Mitch swatted flies away from his face and looked at Cavan for guidance. “Looks like there might not be any other way,” Keene heard him say above the wind.
“What about my guys back there?” the leader asked. “Is it okay for them to come back now? We’re all friends together, right?”
“Over there, where we can see them,” Mitch said, waving at the shoulder on one side of the roadway. “Have one of them pick up the guns and leave them by the truck.” The leader yelled back to relay the directions in Spanish. Buff and Luke had come down from the cab and were staring at the bridge and the strip of highway disappearing into the swirling vapors beyond. Luke turned and said something; Buff shook his head stolidly. The others were appearing from the back and coming around to inspect the situation. “You gu
ys bring some women too,” the leader commented, tugging his beard and grinning approvingly.
“What else are we going to do?” Mitch said. “Shoot them? We don’t have any choice but go back toward Corpus Christi. We can’t just drive away and leave them here to drown?”
“I suppose we have to take them that far,” Cavan agreed. “Then it would depend on what we decided. Are we still talking about finding a long way around, or do we give it up and head back for San Antonio?”
Mitch pulled a face and looked toward the sky. The booms and rolling of distant thunder had intensified in the last few hours. “I don’t like the way this is going.
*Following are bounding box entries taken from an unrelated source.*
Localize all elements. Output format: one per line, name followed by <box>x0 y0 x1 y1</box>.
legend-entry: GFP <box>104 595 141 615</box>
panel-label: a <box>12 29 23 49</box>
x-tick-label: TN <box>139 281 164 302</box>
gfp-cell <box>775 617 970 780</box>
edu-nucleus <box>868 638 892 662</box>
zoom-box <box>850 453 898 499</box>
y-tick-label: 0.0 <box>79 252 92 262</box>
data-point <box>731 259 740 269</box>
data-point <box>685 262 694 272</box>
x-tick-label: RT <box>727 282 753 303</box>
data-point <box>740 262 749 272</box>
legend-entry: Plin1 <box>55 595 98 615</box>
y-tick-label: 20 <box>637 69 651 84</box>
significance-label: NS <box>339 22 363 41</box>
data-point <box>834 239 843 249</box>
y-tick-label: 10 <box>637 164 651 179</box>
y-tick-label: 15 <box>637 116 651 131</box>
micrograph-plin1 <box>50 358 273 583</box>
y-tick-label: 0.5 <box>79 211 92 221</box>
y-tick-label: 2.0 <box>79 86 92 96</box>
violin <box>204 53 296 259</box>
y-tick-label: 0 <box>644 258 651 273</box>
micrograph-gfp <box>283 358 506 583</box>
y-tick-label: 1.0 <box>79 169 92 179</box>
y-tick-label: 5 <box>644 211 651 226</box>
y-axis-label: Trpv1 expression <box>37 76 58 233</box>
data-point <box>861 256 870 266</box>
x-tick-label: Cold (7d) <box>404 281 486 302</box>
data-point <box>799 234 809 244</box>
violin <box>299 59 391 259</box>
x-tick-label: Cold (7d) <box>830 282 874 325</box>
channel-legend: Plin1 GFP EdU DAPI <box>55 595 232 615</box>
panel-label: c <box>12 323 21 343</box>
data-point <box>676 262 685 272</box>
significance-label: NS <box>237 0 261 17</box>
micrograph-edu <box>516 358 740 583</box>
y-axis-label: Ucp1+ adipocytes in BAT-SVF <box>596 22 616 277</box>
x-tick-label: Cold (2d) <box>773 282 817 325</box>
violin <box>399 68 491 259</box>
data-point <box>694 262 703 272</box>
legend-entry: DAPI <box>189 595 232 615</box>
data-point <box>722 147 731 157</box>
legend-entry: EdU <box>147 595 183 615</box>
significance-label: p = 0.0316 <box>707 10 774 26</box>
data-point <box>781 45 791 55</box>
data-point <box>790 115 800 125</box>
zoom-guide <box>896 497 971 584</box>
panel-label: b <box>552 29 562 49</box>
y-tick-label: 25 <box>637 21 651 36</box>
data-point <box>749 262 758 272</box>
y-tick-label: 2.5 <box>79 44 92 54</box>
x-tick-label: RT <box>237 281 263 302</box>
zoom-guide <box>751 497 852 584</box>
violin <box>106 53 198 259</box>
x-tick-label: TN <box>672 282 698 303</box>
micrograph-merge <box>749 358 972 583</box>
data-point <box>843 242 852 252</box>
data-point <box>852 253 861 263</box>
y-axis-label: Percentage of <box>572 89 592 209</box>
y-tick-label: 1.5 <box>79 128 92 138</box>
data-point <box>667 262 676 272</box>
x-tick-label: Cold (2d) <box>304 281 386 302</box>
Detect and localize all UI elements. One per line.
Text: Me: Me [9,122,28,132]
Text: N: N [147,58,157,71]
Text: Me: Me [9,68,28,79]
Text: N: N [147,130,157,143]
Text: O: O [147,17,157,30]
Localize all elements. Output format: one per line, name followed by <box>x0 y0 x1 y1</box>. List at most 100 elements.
It feels like it’s building up toward the Big One that Charlie talked about. I don’t want to be anywhere near any ocean when it hits.” Cavan looked at Keene to invite comment, but in a way that said Mitch was speaking for both of them.
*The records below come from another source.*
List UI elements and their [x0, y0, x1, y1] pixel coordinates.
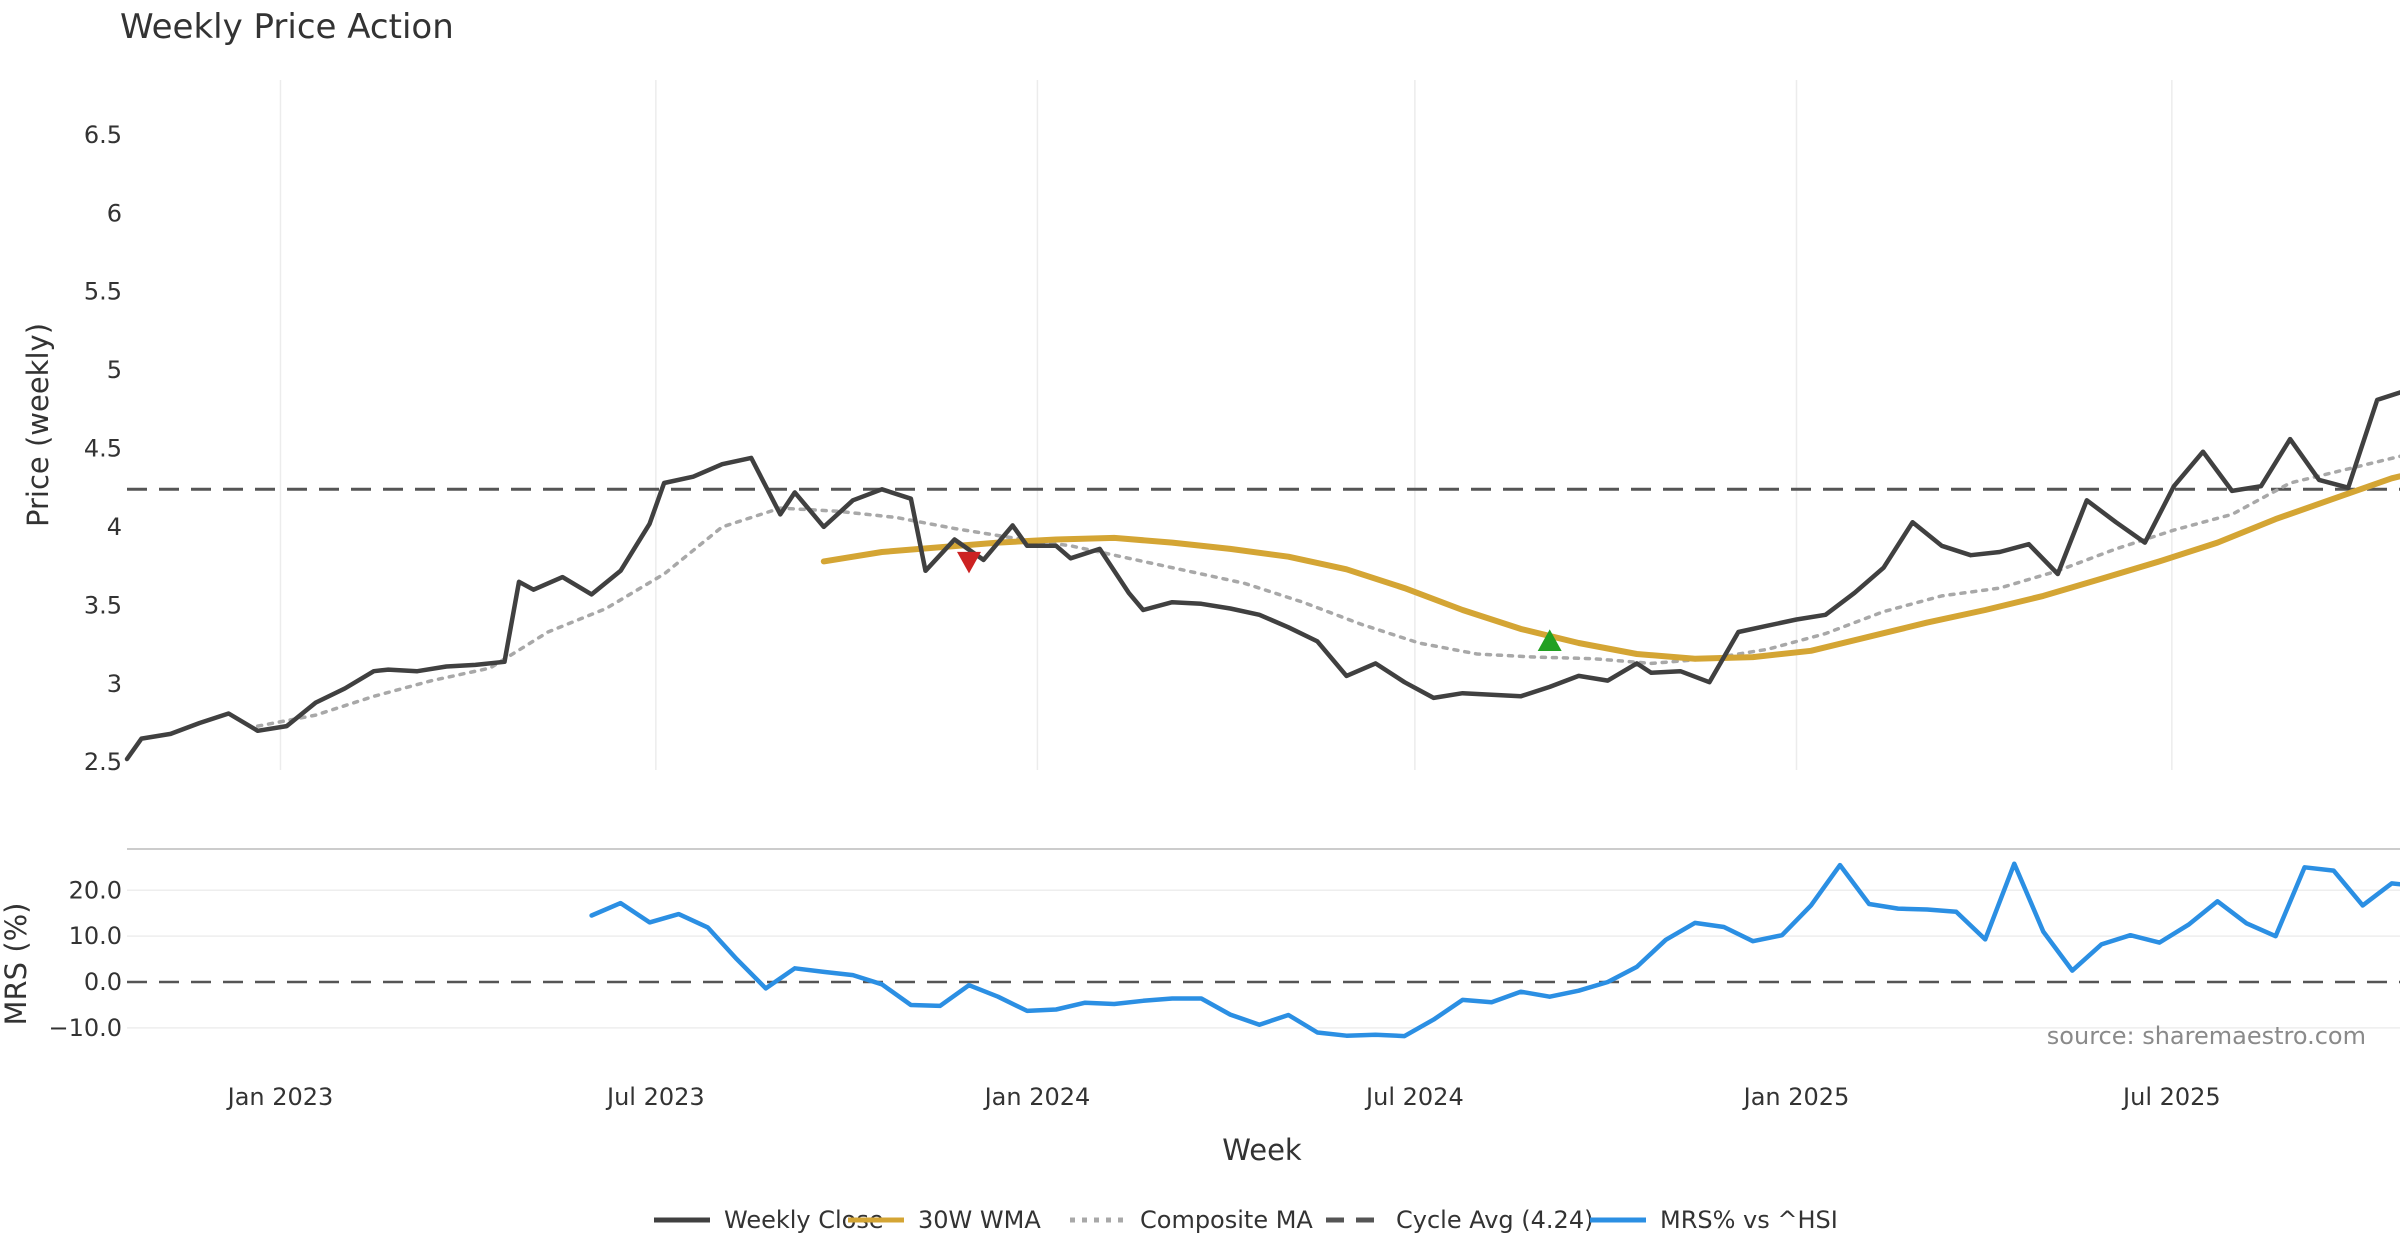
legend-label-mrs-vs-hsi: MRS% vs ^HSI: [1660, 1206, 1838, 1234]
series-composite-ma: [255, 454, 2400, 728]
x-tick-jan-2023: Jan 2023: [226, 1083, 334, 1111]
mrs-y-tick: −10.0: [48, 1014, 122, 1042]
price-y-tick: 4: [107, 513, 122, 541]
signal-markers: [957, 551, 1562, 652]
legend-item-cycle-avg-4-24: Cycle Avg (4.24): [1326, 1206, 1593, 1234]
price-y-tick: 4.5: [84, 435, 122, 463]
price-y-tick: 6.5: [84, 121, 122, 149]
mrs-y-tick: 10.0: [69, 922, 122, 950]
chart-title: Weekly Price Action: [120, 7, 454, 47]
legend-label-cycle-avg-4-24: Cycle Avg (4.24): [1396, 1206, 1593, 1234]
source-note: source: sharemaestro.com: [2047, 1022, 2366, 1050]
mrs-panel-grid: [127, 889, 2400, 1029]
legend-item-30w-wma: 30W WMA: [848, 1206, 1041, 1234]
legend-label-composite-ma: Composite MA: [1140, 1206, 1313, 1234]
x-axis-ticks: Jan 2023 Jul 2023 Jan 2024 Jul 2024 Jan 2025…: [226, 1083, 2221, 1111]
legend-label-30w-wma: 30W WMA: [918, 1206, 1041, 1234]
price-y-tick: 6: [107, 199, 122, 227]
series-weekly-close: [124, 390, 2400, 762]
series-30w-wma: [820, 473, 2400, 662]
x-tick-jul-2024: Jul 2024: [1364, 1083, 1464, 1111]
price-y-axis-label: Price (weekly): [21, 323, 55, 527]
price-panel-series: [124, 390, 2400, 762]
x-tick-jul-2025: Jul 2025: [2121, 1083, 2221, 1111]
x-tick-jan-2024: Jan 2024: [983, 1083, 1091, 1111]
mrs-y-ticks: 20.0 10.0 0.0 −10.0: [48, 876, 122, 1042]
x-tick-jul-2023: Jul 2023: [605, 1083, 705, 1111]
price-y-tick: 5.5: [84, 278, 122, 306]
price-y-tick: 3: [107, 670, 122, 698]
price-y-tick: 3.5: [84, 591, 122, 619]
buy-signal-marker-2: [1537, 629, 1562, 652]
mrs-y-tick: 0.0: [84, 968, 122, 996]
sell-signal-marker-1: [957, 551, 982, 574]
mrs-y-axis-label: MRS (%): [0, 903, 33, 1026]
mrs-panel-series: [589, 861, 2400, 1039]
series-mrs-vs-hsi: [589, 861, 2400, 1039]
price-y-ticks: 2.5 3 3.5 4 4.5 5 5.5 6 6.5: [84, 121, 122, 776]
price-panel-grid: [279, 80, 2173, 770]
legend-item-mrs-vs-hsi: MRS% vs ^HSI: [1590, 1206, 1838, 1234]
price-y-tick: 2.5: [84, 748, 122, 776]
legend-item-composite-ma: Composite MA: [1070, 1206, 1313, 1234]
mrs-y-tick: 20.0: [69, 876, 122, 904]
price-y-tick: 5: [107, 356, 122, 384]
x-axis-label: Week: [1222, 1133, 1302, 1167]
x-tick-jan-2025: Jan 2025: [1742, 1083, 1850, 1111]
legend: Weekly Close 30W WMA Composite MA Cycle Avg…: [654, 1206, 1838, 1234]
“What’s happening?” Charlie asked as he joined them.
Cavan gestured. “See for yourself. The only way now is back. What we do when we get to I-37 is the question.”
Alicia was turning her head from side to side, as if searching for a way around. “But . . . San Saucillo?” she said. “What about the shuttle?”
“What do you want us to do, fly the truck over?” Mitch asked her.
“What’s the deal? Are we trying for the long way, then?” Colby asked, moving into the circle.
“That’s what we’re debating,” Cavan told him.
“Athena’s closing in,” Charlie said dubiously. “Every tide is going to be higher than the last.”